Overly, DigitalBits seeks to build a global token economy where value can be sent seamless and cheaply. Making this possible is a dedicated and an experienced team that is keen to see its implementation.

For investors to find value for money, the token must be valuable in a way. Already, the lack of inflation is a real catalyst that could pump prices in the short to medium term. However, with the planned release of over 2 billion XDB between 2020 and 2021, the resulting supply could dampen bullish expectations.

Regardless, the team has been strategic and the team’s first objective is to eliminate the friction in the loyalty points and rewards industry. With an incredible technology and a focus on offering solution in a multi-billion dollar industry, XDB’s value lies in their drive for cheap payment and remittance, app integration, tokenization and trading assets via a TNCS planned for testing in Q1 2019.

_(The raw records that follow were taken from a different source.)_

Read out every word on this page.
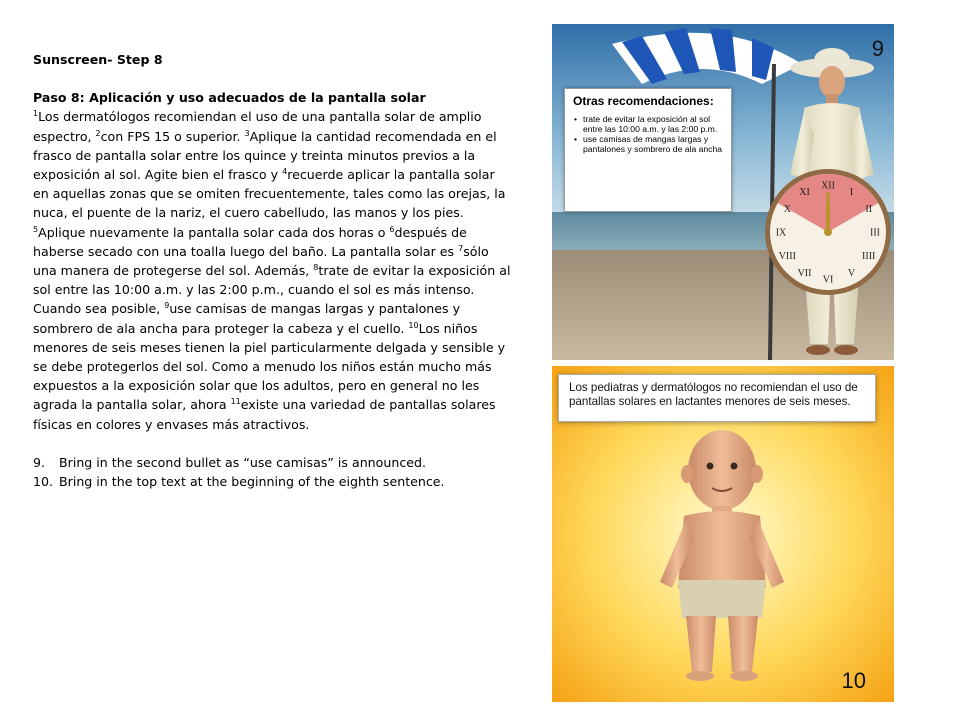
Sunscreen- Step 8

Paso 8: Aplicación y uso adecuados de la pantalla solar

$^1$Los dermatólogos recomiendan el uso de una pantalla solar de amplio espectro, $^2$con FPS 15 o superior. $^3$Aplique la cantidad recomendada en el frasco de pantalla solar entre los quince y treinta minutos previos a la exposición al sol. Agite bien el frasco y $^4$recuerde aplicar la pantalla solar en aquellas zonas que se omiten frecuentemente, tales como las orejas, la nuca, el puente de la nariz, el cuero cabelludo, las manos y los pies. $^5$Aplique nuevamente la pantalla solar cada dos horas o $^6$después de haberse secado con una toalla luego del baño. La pantalla solar es $^7$sólo una manera de protegerse del sol. Además, $^8$trate de evitar la exposición al sol entre las 10:00 a.m. y las 2:00 p.m., cuando el sol es más intenso. Cuando sea posible, $^9$use camisas de mangas largas y pantalones y sombrero de ala ancha para proteger la cabeza y el cuello. $^{10}$Los niños menores de seis meses tienen la piel particularmente delgada y sensible y se debe protegerlos del sol. Como a menudo los niños están mucho más expuestos a la exposición solar que los adultos, pero en general no les agrada la pantalla solar, ahora $^{11}$existe una variedad de pantallas solares físicas en colores y envases más atractivos.

9.	Bring in the second bullet as “use camisas” is announced.
10. Bring in the top text at the beginning of the eighth sentence.
XII
I
II
III
IIII
V
VI
VII
VIII
IX
X
XI
Otras recomendaciones:
• trate de evitar la exposición al sol entre las 10:00 a.m. y las 2:00 p.m.
• use camisas de mangas largas y pantalones y sombrero de ala ancha
9
Los pediatras y dermatólogos no recomiendan el uso de pantallas solares en lactantes menores de seis meses.
10
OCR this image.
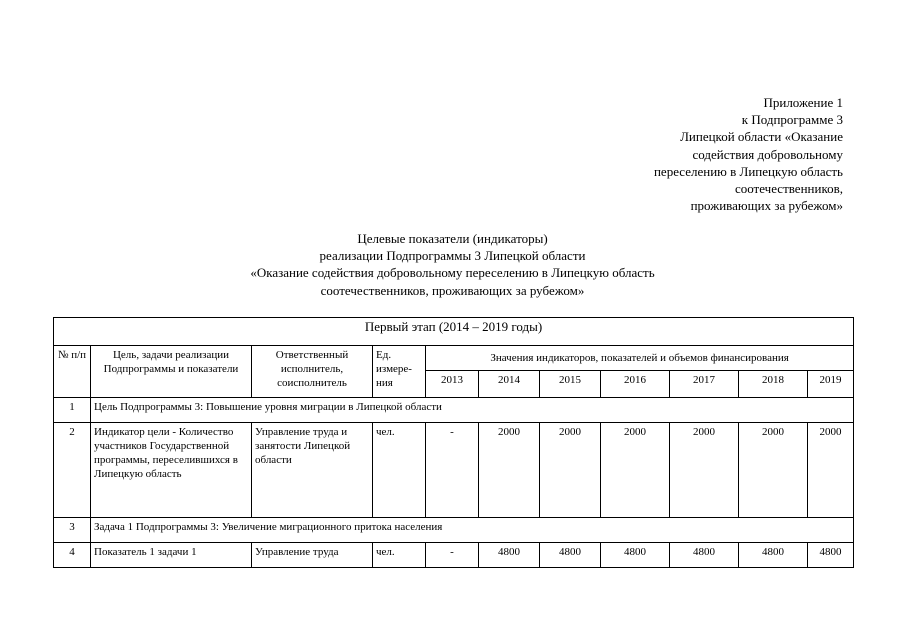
Приложение 1
к Подпрограмме 3
Липецкой области «Оказание
содействия добровольному
переселению в Липецкую область
соотечественников,
проживающих за рубежом»
Целевые показатели (индикаторы)
реализации Подпрограммы 3 Липецкой области
«Оказание содействия добровольному переселению в Липецкую область
соотечественников, проживающих за рубежом»
Первый этап (2014 – 2019 годы)										
№ п/п	Цель, задачи реализации Подпрограммы и показатели	Ответственный исполнитель, соисполнитель	Ед. измере-ния	Значения индикаторов, показателей и объемов финансирования						
				2013	2014	2015	2016	2017	2018	2019
1	Цель Подпрограммы 3: Повышение уровня миграции в Липецкой области									
2	Индикатор цели - Количество участников Государственной программы, переселившихся в Липецкую область	Управление труда и занятости Липецкой области	чел.	-	2000	2000	2000	2000	2000	2000
3	Задача 1 Подпрограммы 3: Увеличение миграционного притока населения									
4	Показатель 1 задачи 1	Управление труда	чел.	-	4800	4800	4800	4800	4800	4800
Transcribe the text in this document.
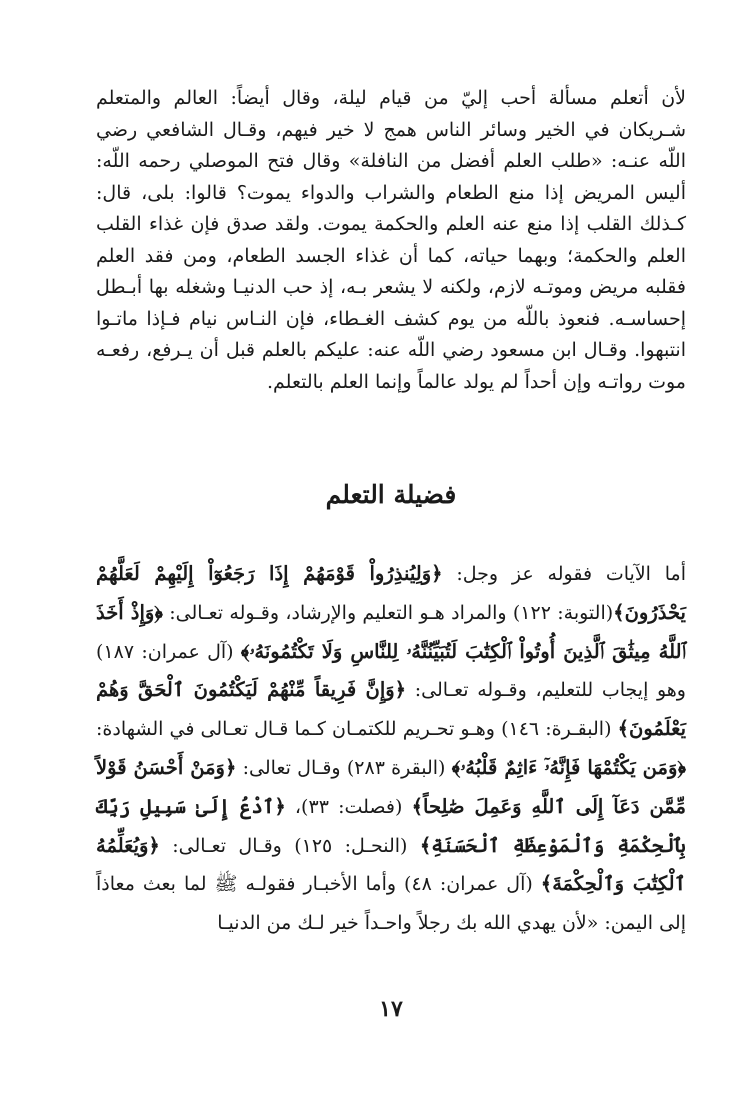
لأن أتعلم مسألة أحب إليّ من قيام ليلة، وقال أيضاً: العالم والمتعلم شـريكان في الخير وسائر الناس همج لا خير فيهم، وقـال الشافعي رضي اللّه عنـه: «طلب العلم أفضل من النافلة» وقال فتح الموصلي رحمه اللّه: أليس المريض إذا منع الطعام والشراب والدواء يموت؟ قالوا: بلى، قال: كـذلك القلب إذا منع عنه العلم والحكمة يموت. ولقد صدق فإن غذاء القلب العلم والحكمة؛ وبهما حياته، كما أن غذاء الجسد الطعام، ومن فقد العلم فقلبه مريض وموتـه لازم، ولكنه لا يشعر بـه، إذ حب الدنيـا وشغله بها أبـطل إحساسـه. فنعوذ باللّه من يوم كشف الغـطاء، فإن النـاس نيام فـإذا ماتـوا انتبهوا. وقـال ابن مسعود رضي اللّه عنه: عليكم بالعلم قبل أن يـرفع، رفعـه موت رواتـه وإن أحداً لم يولد عالماً وإنما العلم بالتعلم.

فضيلة التعلم

أما الآيات فقوله عز وجل: ﴿وَلِيُنذِرُواْ قَوْمَهُمْ إِذَا رَجَعُوٓاْ إِلَيْهِمْ لَعَلَّهُمْ يَحْذَرُونَ﴾(التوبة: ١٢٢) والمراد هـو التعليم والإرشاد، وقـوله تعـالى: ﴿وَإِذْ أَخَذَ ٱللَّهُ مِيثَٰقَ ٱلَّذِينَ أُوتُواْ ٱلْكِتَٰبَ لَتُبَيِّنُنَّهُۥ لِلنَّاسِ وَلَا تَكْتُمُونَهُۥ﴾ (آل عمران: ١٨٧) وهو إيجاب للتعليم، وقـوله تعـالى: ﴿وَإِنَّ فَرِيقاً مِّنْهُمْ لَيَكْتُمُونَ ٱلْحَقَّ وَهُمْ يَعْلَمُونَ﴾ (البقـرة: ١٤٦) وهـو تحـريم للكتمـان كـما قـال تعـالى في الشهادة: ﴿وَمَن يَكْتُمْهَا فَإِنَّهُۥٓ ءَاثِمٌ قَلْبُهُۥ﴾ (البقرة ٢٨٣) وقـال تعالى: ﴿وَمَنْ أَحْسَنُ قَوْلاً مِّمَّن دَعَآ إِلَى ٱللَّهِ وَعَمِلَ صَٰلِحاً﴾ (فصلت: ٣٣)، ﴿ٱدْعُ إِلَىٰ سَبِيلِ رَبِّكَ بِٱلْحِكْمَةِ وَٱلْمَوْعِظَةِ ٱلْحَسَنَةِ﴾ (النحـل: ١٢٥) وقـال تعـالى: ﴿وَيُعَلِّمُهُ ٱلْكِتَٰبَ وَٱلْحِكْمَةَ﴾ (آل عمران: ٤٨) وأما الأخبـار فقولـه ﷺ لما بعث معاذاً إلى اليمن: «لأن يهدي الله بك رجلاً واحـداً خير لـك من الدنيـا

١٧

In the US alone, the market is estimated to be worth $48 billion but is centralized, illiquid, exists in silos, and generally, the user experience is frustrating. Determined, XDB could draw benefits more so if there is there is a partnership with Flexa, one of the best crypto companies around. After all, both are advised by former executives of Walmart.

XDB investors can trade the token at Idex even though the project completed their ICO barely four months ago. Evidence reveals that their resolve will see the project expand as the resolve a major paint point in the loyalty point and rewards industry, a multi-billion sector as aforementioned.

If investors sense opportunity, leverage it as DigitalBits simultaneously draw more partners, get more media mentions, then it will only be a matter of time before they get integrated at leading exchanges. Such will improve XDB’s liquidity and that is massive for XDB investors.

Long term Catalysts

The Loyalty points and Rewards sector is only one of the many industries where blockchain can improve efficiency and introduce many more benefits for the user. As per DigitalBits roadmap, their aim is to expand to other industries from 2020 of which gamers and the gaming industry are well positioned to be the main beneficiaries.

That means striking more partnerships and ultimately driving blockchain adoption in line with their objectives. Since XDB has no inflation and daily trading volumes is $18,756.19 at Idex, the more partnerships, the more XDB’s demand increase and that will counter the supply spike of 2020-21.